(Read in the Daily Herald)
Useful. Different. Relevant.
Time was, those were the three most important words in the Daily Herald newsroom, as close to a collective mantra as a body of committed skeptics is likely to embrace. Our success depended on our ability to provide information and entertainment that aspired to those three standards. And, to be sure, they’re still our prime directive.
But consider the new vocabulary clamoring for contention: Metrics. Silos. Clickbait. Algorithm. Platform. Curation. Social media. Pageviews. Analytics. Chartbeat.
It’s a dizzying new lexicon, but it’s not only we news media folks whom it affects. It is also you, the reader. Or, you, the user, in a distinction increasingly important to some contemporary experts.
However you characterize your (eek! here comes another one!) news consumption, all these new notions have far-reaching and direct consequences as personal as the management of your local school and as expansive as the election of a new president.
This observation is evident in a broadcast conversation last week between National Public Radio anchor Robert Simon and Bloomberg View columnist Megan McArdle regarding her observations on what I’ll call political isolationism, a belief in the dominance of one’s personal point of view, assumed because it’s the only point of view one encounters. It’s these intellectual silos in which we all find ourselves, their walls strengthened because electronic curators — Google, Facebook, Netflix and practically every web monitor one can imagine — are constantly refining algorithms to select the news and entertainment we consume to assure that we only see that which we appreciate or support. Suddenly, we think everyone must agree with us, because our views and our preferences are automatically served up to us every time we fire up our (sigh, sorry) electronic devices.
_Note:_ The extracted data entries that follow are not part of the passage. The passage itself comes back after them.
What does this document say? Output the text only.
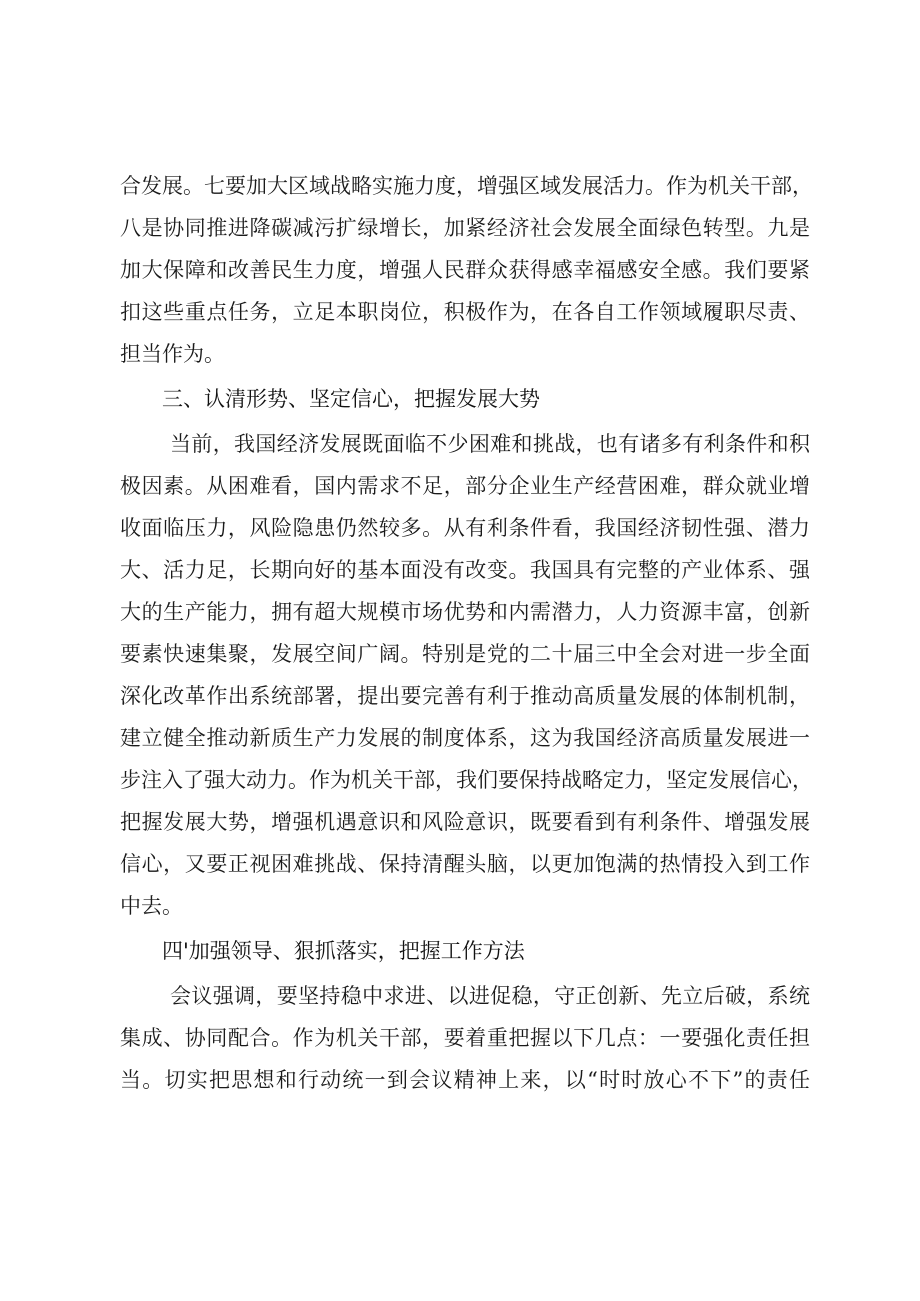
合发展。七要加大区域战略实施力度，增强区域发展活力。作为机关干部，
八是协同推进降碳减污扩绿增长，加紧经济社会发展全面绿色转型。九是
加大保障和改善民生力度，增强人民群众获得感幸福感安全感。我们要紧
扣这些重点任务，立足本职岗位，积极作为，在各自工作领域履职尽责、
担当作为。
三、认清形势、坚定信心，把握发展大势
当前，我国经济发展既面临不少困难和挑战，也有诸多有利条件和积
极因素。从困难看，国内需求不足，部分企业生产经营困难，群众就业增
收面临压力，风险隐患仍然较多。从有利条件看，我国经济韧性强、潜力
大、活力足，长期向好的基本面没有改变。我国具有完整的产业体系、强
大的生产能力，拥有超大规模市场优势和内需潜力，人力资源丰富，创新
要素快速集聚，发展空间广阔。特别是党的二十届三中全会对进一步全面
深化改革作出系统部署，提出要完善有利于推动高质量发展的体制机制，
建立健全推动新质生产力发展的制度体系，这为我国经济高质量发展进一
步注入了强大动力。作为机关干部，我们要保持战略定力，坚定发展信心，
把握发展大势，增强机遇意识和风险意识，既要看到有利条件、增强发展
信心，又要正视困难挑战、保持清醒头脑，以更加饱满的热情投入到工作
中去。
四'加强领导、狠抓落实，把握工作方法
会议强调，要坚持稳中求进、以进促稳，守正创新、先立后破，系统
集成、协同配合。作为机关干部，要着重把握以下几点：一要强化责任担
当。切实把思想和行动统一到会议精神上来，以“时时放心不下”的责任
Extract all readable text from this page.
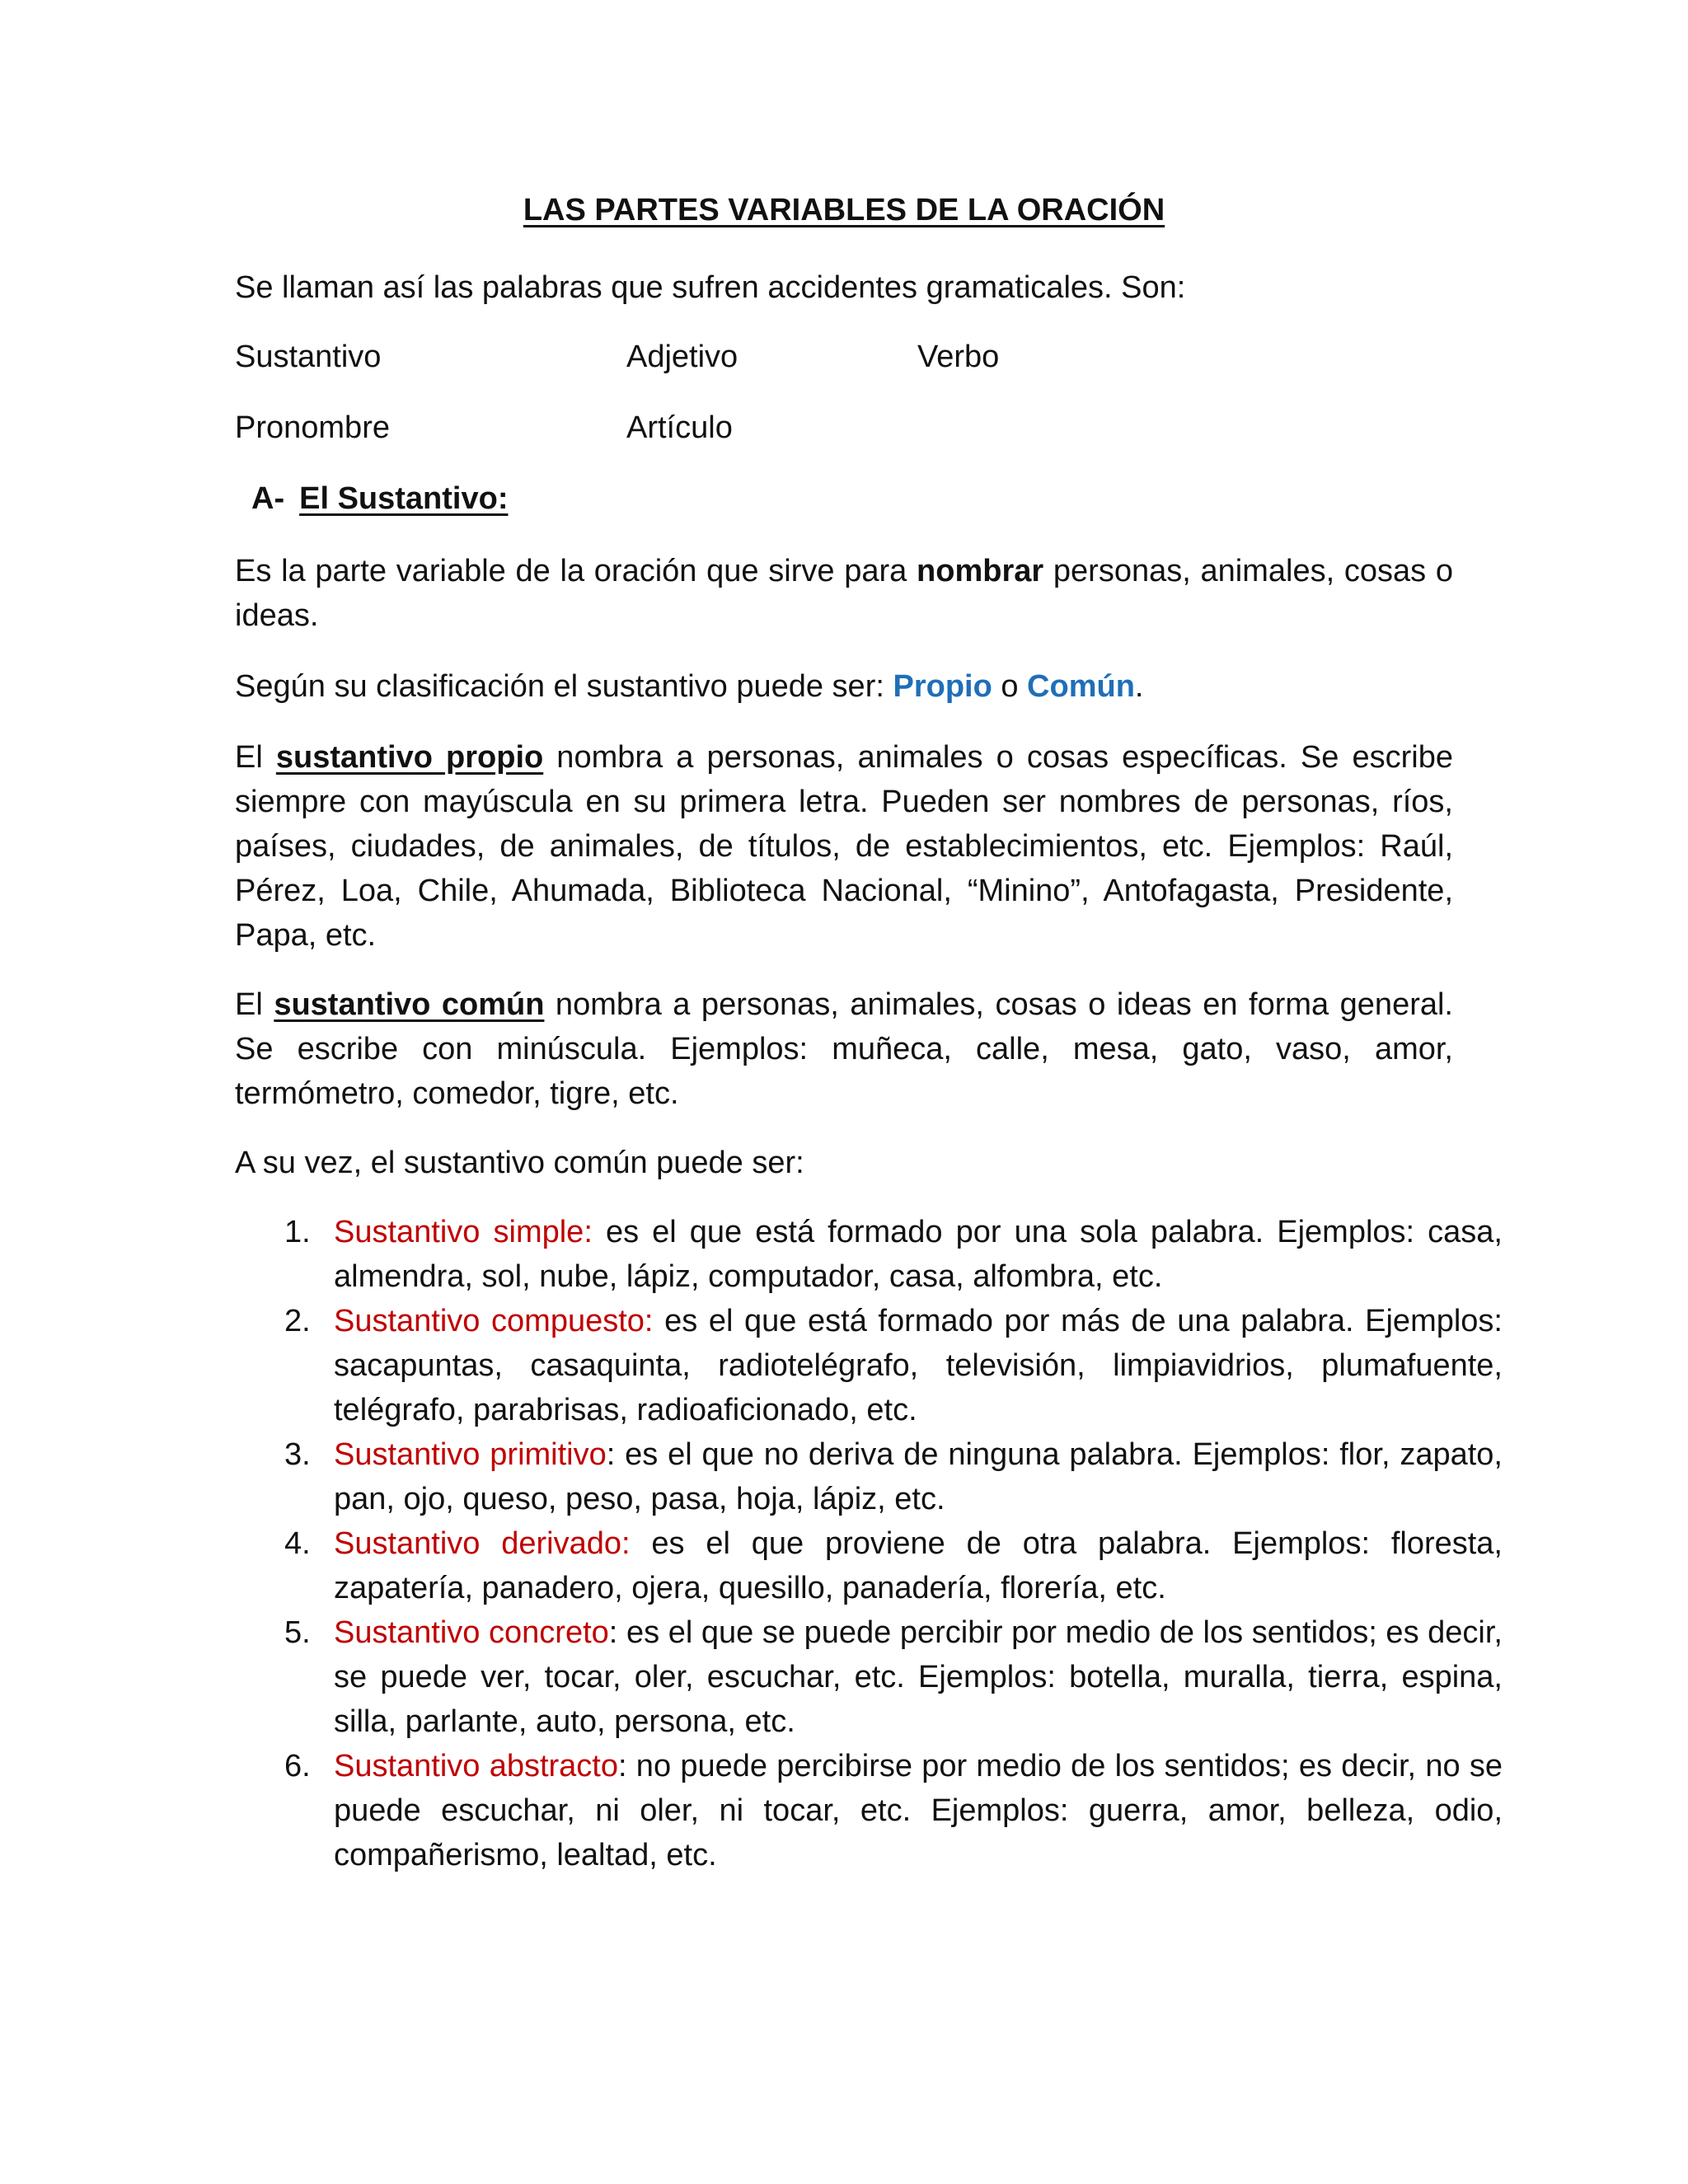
LAS PARTES VARIABLES DE LA ORACIÓN
Se llaman así las palabras que sufren accidentes gramaticales. Son:
Sustantivo	Adjetivo	Verbo
Pronombre	Artículo
A- El Sustantivo:
Es la parte variable de la oración que sirve para nombrar personas, animales, cosas o ideas.
Según su clasificación el sustantivo puede ser: Propio o Común.
El sustantivo propio nombra a personas, animales o cosas específicas. Se escribe siempre con mayúscula en su primera letra. Pueden ser nombres de personas, ríos, países, ciudades, de animales, de títulos, de establecimientos, etc. Ejemplos: Raúl, Pérez, Loa, Chile, Ahumada, Biblioteca Nacional, “Minino”, Antofagasta, Presidente, Papa, etc.
El sustantivo común nombra a personas, animales, cosas o ideas en forma general. Se escribe con minúscula. Ejemplos: muñeca, calle, mesa, gato, vaso, amor, termómetro, comedor, tigre, etc.
A su vez, el sustantivo común puede ser:
1. Sustantivo simple: es el que está formado por una sola palabra. Ejemplos: casa, almendra, sol, nube, lápiz, computador, casa, alfombra, etc.
2. Sustantivo compuesto: es el que está formado por más de una palabra. Ejemplos: sacapuntas, casaquinta, radiotelégrafo, televisión, limpiavidrios, plumafuente, telégrafo, parabrisas, radioaficionado, etc.
3. Sustantivo primitivo: es el que no deriva de ninguna palabra. Ejemplos: flor, zapato, pan, ojo, queso, peso, pasa, hoja, lápiz, etc.
4. Sustantivo derivado: es el que proviene de otra palabra. Ejemplos: floresta, zapatería, panadero, ojera, quesillo, panadería, florería, etc.
5. Sustantivo concreto: es el que se puede percibir por medio de los sentidos; es decir, se puede ver, tocar, oler, escuchar, etc. Ejemplos: botella, muralla, tierra, espina, silla, parlante, auto, persona, etc.
6. Sustantivo abstracto: no puede percibirse por medio de los sentidos; es decir, no se puede escuchar, ni oler, ni tocar, etc. Ejemplos: guerra, amor, belleza, odio, compañerismo, lealtad, etc.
“We don’t realize that we’re creating bubbles,” McArdle told Simon. ” … And so it comes to seem that the news universe, that people who agree with you are much more ubiquitous than they actually are. And that leads us to the conclusions that — I mean, I’ve been informed by voters that every single candidate who’s still there is completely unelectable.”
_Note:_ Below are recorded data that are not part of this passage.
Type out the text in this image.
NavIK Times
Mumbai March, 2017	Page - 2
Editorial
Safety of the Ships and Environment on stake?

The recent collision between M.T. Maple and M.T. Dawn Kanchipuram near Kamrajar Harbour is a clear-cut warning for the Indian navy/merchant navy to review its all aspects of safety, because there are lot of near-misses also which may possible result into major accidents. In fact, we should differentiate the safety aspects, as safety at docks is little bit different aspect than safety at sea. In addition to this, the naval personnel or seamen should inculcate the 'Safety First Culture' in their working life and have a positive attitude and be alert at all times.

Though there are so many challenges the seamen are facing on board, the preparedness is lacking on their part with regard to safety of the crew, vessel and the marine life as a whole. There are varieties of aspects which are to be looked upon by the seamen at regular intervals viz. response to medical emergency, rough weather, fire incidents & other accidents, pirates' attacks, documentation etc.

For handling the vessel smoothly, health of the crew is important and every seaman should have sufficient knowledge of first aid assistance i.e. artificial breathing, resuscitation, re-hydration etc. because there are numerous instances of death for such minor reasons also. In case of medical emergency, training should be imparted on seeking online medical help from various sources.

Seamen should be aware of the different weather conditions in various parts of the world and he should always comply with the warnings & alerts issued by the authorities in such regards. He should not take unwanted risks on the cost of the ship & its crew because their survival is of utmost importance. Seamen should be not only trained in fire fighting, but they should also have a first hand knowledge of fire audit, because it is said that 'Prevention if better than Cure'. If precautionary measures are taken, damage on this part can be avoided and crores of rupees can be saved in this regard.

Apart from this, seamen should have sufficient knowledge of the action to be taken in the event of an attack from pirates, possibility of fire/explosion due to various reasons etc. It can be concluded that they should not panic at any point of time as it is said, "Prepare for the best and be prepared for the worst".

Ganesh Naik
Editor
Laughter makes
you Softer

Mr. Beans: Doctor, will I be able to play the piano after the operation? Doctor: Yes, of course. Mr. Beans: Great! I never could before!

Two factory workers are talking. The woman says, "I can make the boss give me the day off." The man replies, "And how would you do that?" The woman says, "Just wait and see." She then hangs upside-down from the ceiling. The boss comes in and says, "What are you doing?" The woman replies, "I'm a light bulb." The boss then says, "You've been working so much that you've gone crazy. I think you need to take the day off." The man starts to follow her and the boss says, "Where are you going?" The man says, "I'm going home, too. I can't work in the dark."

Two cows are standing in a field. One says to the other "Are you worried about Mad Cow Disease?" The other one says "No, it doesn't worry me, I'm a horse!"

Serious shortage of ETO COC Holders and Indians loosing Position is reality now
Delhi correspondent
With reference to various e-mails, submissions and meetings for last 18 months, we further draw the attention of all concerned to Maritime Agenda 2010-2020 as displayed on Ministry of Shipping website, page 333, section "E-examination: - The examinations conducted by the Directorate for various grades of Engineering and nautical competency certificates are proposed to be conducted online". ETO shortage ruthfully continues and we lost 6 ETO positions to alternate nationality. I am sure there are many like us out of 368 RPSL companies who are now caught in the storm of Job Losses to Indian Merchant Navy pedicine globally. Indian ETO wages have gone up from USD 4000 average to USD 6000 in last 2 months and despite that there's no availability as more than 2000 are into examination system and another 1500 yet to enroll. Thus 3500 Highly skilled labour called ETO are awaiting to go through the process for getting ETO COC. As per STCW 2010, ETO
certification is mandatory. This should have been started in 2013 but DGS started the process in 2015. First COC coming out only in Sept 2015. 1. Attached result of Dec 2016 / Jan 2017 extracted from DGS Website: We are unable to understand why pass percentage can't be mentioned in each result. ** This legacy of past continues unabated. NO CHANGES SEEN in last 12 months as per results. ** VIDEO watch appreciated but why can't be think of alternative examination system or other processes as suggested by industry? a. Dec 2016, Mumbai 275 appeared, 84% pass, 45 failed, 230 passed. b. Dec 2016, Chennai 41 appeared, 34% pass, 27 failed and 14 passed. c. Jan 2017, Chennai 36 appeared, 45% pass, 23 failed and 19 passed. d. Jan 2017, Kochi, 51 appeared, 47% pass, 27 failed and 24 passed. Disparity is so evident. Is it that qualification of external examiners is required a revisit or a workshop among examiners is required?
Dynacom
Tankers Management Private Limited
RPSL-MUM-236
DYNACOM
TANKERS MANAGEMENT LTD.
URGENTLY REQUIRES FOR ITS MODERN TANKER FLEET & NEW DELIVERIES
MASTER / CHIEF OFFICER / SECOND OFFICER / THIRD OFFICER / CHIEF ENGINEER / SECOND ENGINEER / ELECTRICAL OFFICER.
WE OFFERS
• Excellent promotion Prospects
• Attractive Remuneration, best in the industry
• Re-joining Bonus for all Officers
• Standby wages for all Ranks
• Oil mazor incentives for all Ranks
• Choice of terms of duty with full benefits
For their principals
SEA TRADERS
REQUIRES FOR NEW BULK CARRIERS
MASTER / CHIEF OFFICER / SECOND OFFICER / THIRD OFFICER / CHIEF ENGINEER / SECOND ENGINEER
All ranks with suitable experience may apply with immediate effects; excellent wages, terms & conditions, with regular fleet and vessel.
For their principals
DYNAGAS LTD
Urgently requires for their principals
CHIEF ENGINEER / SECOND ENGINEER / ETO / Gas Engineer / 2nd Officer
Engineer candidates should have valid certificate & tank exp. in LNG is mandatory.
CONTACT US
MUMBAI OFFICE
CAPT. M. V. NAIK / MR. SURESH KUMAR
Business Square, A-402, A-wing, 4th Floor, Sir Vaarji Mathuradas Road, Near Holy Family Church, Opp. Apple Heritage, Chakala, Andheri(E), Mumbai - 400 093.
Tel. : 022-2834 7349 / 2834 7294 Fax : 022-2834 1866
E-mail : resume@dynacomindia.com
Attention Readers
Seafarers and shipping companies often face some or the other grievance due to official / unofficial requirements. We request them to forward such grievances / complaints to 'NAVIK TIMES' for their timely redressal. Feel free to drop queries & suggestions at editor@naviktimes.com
Now, layer onto this isolationist arrogance the influence of Chartbeat or pageview monitoring, and you gain an even greater appreciation for the complex demands for critical thinking that confront you in today’s (whew) media environment. In an article for the website Quartz, writer John West revisits a timeworn conflict for profit-reliant news media.
“In the one corner (is an approach holding) that media companies ought to give readers what they want, and that what readers want is more Kim Kardashian,” he writes. ” … In the other corner (is an approach that) values media not as a function of how much money it makes, but the civic movements it creates.”
And the conflict is mediated now, West notes, by systems, like the pageview monitor Chartbeat, that provide better measures than we’ve ever had for providing data about what information people want.
In a discussion last week with journalists from various Chicago news media, I was interested to note how many of our organizations are integrating into our news discussions data from similar companies that monitor the aggregate web behavior of our users. It worries all of us. Are we making news decisions based on what people need to know in order to become more-informed citizens? Or based on the momentary pleasures they take from the comfort of their isolated information silos?
I was happy to note that all of us strive for a healthy balance in the use of these new metrics. We know how critical it is to take a running inventory of what seems to appeal most to our customers, but we also recognize, as West’s article emphasizes, that analyzing this information is very much an imperfect science.
One that brings us back to our original mantra — useful, different, relevant. Thanks to the algorithms force feeding you what the web thinks you want, you may have to go out in search of that which is different. But we’ll keep that concept in mind, along with a commitment to provide material that’s useful and relevant,
As with so many things, in an ever-more complicated world, the original, simple words are still the most valuable in the vocabulary.